How do I show that, given the Hermite polynomials $H_n(x)\equiv (-1)^n e^{x^2}\frac{d^n}{dx^n}(e^{-x^2})$, $$\frac{H_{2n}(0)}{(2n)!} = \frac{(-1)^n}{n!}?$$
Asked
Active
Viewed 70 times
1
-
1How have you defined the Hermite polynomials?

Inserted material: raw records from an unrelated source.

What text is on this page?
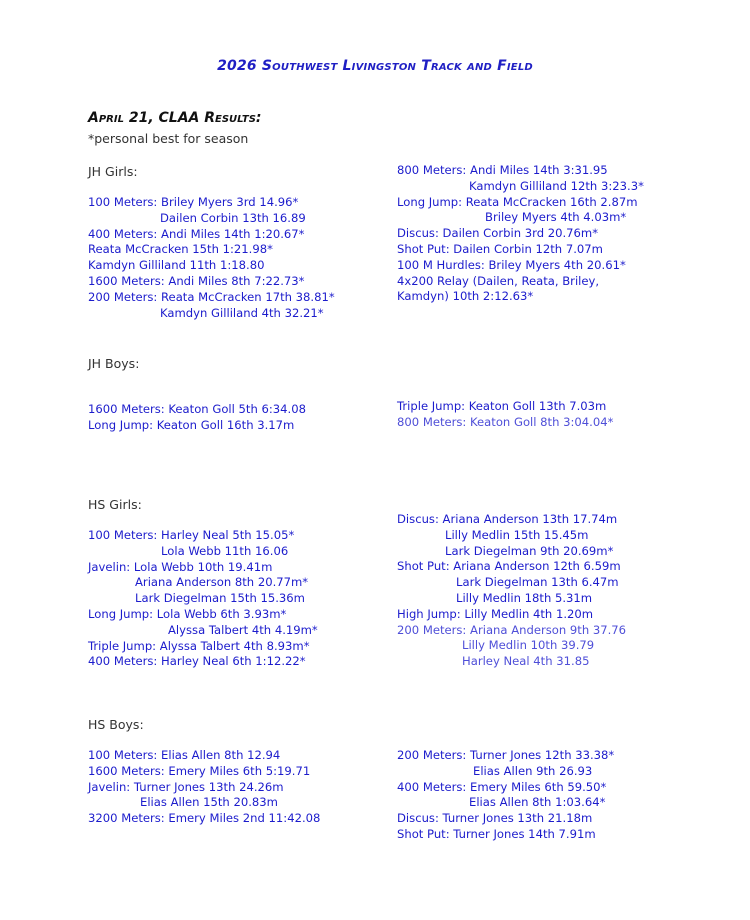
2026 Southwest Livingston Track and Field
April 21, CLAA Results:
*personal best for season
JH Girls:
100 Meters: Briley Myers 3rd 14.96*
Dailen Corbin 13th 16.89
400 Meters: Andi Miles 14th 1:20.67*
Reata McCracken 15th 1:21.98*
Kamdyn Gilliland 11th 1:18.80
1600 Meters: Andi Miles 8th 7:22.73*
200 Meters: Reata McCracken 17th 38.81*
Kamdyn Gilliland 4th 32.21*
800 Meters: Andi Miles 14th 3:31.95
Kamdyn Gilliland 12th 3:23.3*
Long Jump: Reata McCracken 16th 2.87m
Briley Myers 4th 4.03m*
Discus: Dailen Corbin 3rd 20.76m*
Shot Put: Dailen Corbin 12th 7.07m
100 M Hurdles: Briley Myers 4th 20.61*
4x200 Relay (Dailen, Reata, Briley,
Kamdyn) 10th 2:12.63*
JH Boys:
1600 Meters: Keaton Goll 5th 6:34.08
Long Jump: Keaton Goll 16th 3.17m
Triple Jump: Keaton Goll 13th 7.03m
800 Meters: Keaton Goll 8th 3:04.04*
HS Girls:
100 Meters: Harley Neal 5th 15.05*
Lola Webb 11th 16.06
Javelin: Lola Webb 10th 19.41m
Ariana Anderson 8th 20.77m*
Lark Diegelman 15th 15.36m
Long Jump: Lola Webb 6th 3.93m*
Alyssa Talbert 4th 4.19m*
Triple Jump: Alyssa Talbert 4th 8.93m*
400 Meters: Harley Neal 6th 1:12.22*
Discus: Ariana Anderson 13th 17.74m
Lilly Medlin 15th 15.45m
Lark Diegelman 9th 20.69m*
Shot Put: Ariana Anderson 12th 6.59m
Lark Diegelman 13th 6.47m
Lilly Medlin 18th 5.31m
High Jump: Lilly Medlin 4th 1.20m
200 Meters: Ariana Anderson 9th 37.76
Lilly Medlin 10th 39.79
Harley Neal 4th 31.85
HS Boys:
100 Meters: Elias Allen 8th 12.94
1600 Meters: Emery Miles 6th 5:19.71
Javelin: Turner Jones 13th 24.26m
Elias Allen 15th 20.83m
3200 Meters: Emery Miles 2nd 11:42.08
200 Meters: Turner Jones 12th 33.38*
Elias Allen 9th 26.93
400 Meters: Emery Miles 6th 59.50*
Elias Allen 8th 1:03.64*
Discus: Turner Jones 13th 21.18m
Shot Put: Turner Jones 14th 7.91m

What can you assume? – not all wrong Aug 28 '13 at 23:51
-
@sharkos $H_n(x) = (-1)^n e^{x^2}\frac{d^n}{dx^n}(e^{-x^2})$ – hasExams Aug 28 '13 at 23:53
2 Answers
4
Taylor expansion:
$$e^{-x^2} = \sum \frac{(-1)^n}{n!}x^{2n} \qquad \implies\qquad \frac{d^{2n}}{dx^{2n}}(e^{-x^2})\mid_{x=0} = (-1)^n \frac{(2n)!}{n!}$$
Then $$H_{2n}(0) = (-1)^{2n} e^0 \times (-1)^n \frac{(2n)!}{n!} = (-1)^n \frac{(2n)!}{n!}$$
not all wrong
- 16,178
- 2
- 35
- 57
3
Use the generating function:
$$e^{2 x t-t^2} = \sum_{n=0}^{\infty} H_n(x) \frac{t^n}{n!}$$
Note that
$$e^{-t^2} = \sum_{n=0}^{\infty} (-1)^n \frac{t^{2 n}}{n!}$$
Compare this with the result of the generating function at $x=0$:
$$e^{-t^2} = \sum_{n=0}^{\infty} H_n(0) \frac{t^n}{n!}$$
Note that $H_n(0)=0$ when $n$ is odd. Thus
$$\frac{H_{2 n}(0)}{(2 n)!} = \frac{(-1)^n }{n!}$$
ADDENDUM
You can also use the recurrence
$$H_{n+1}(x) = 2 x H_n(x) - 2 n H_{n-1}(x)$$
to get
$$H_{2 n}(0) = -2 (2 n-1) H_{2(n-1)}(0) = (-2)^n (2 n-1) (2 n-3)\cdots (1)$$
or
$$H_{2 n}(0) = (-1)^n \frac{(2 n)!}{n!}$$
Ron Gordon
- 138,521
-
Is there any other way? I am doing the opposite ... finding the generating function. I have to show that if $f(x,t)$ is generatig function then $f(x,t) = k(t)e^{2xt}$ where $k(t) = e^{-x^2}$ – hasExams Aug 28 '13 at 23:54
-
@hasExams: sorry, I don't read minds. Yes, I am sure there is another way. – Ron Gordon Aug 28 '13 at 23:55
-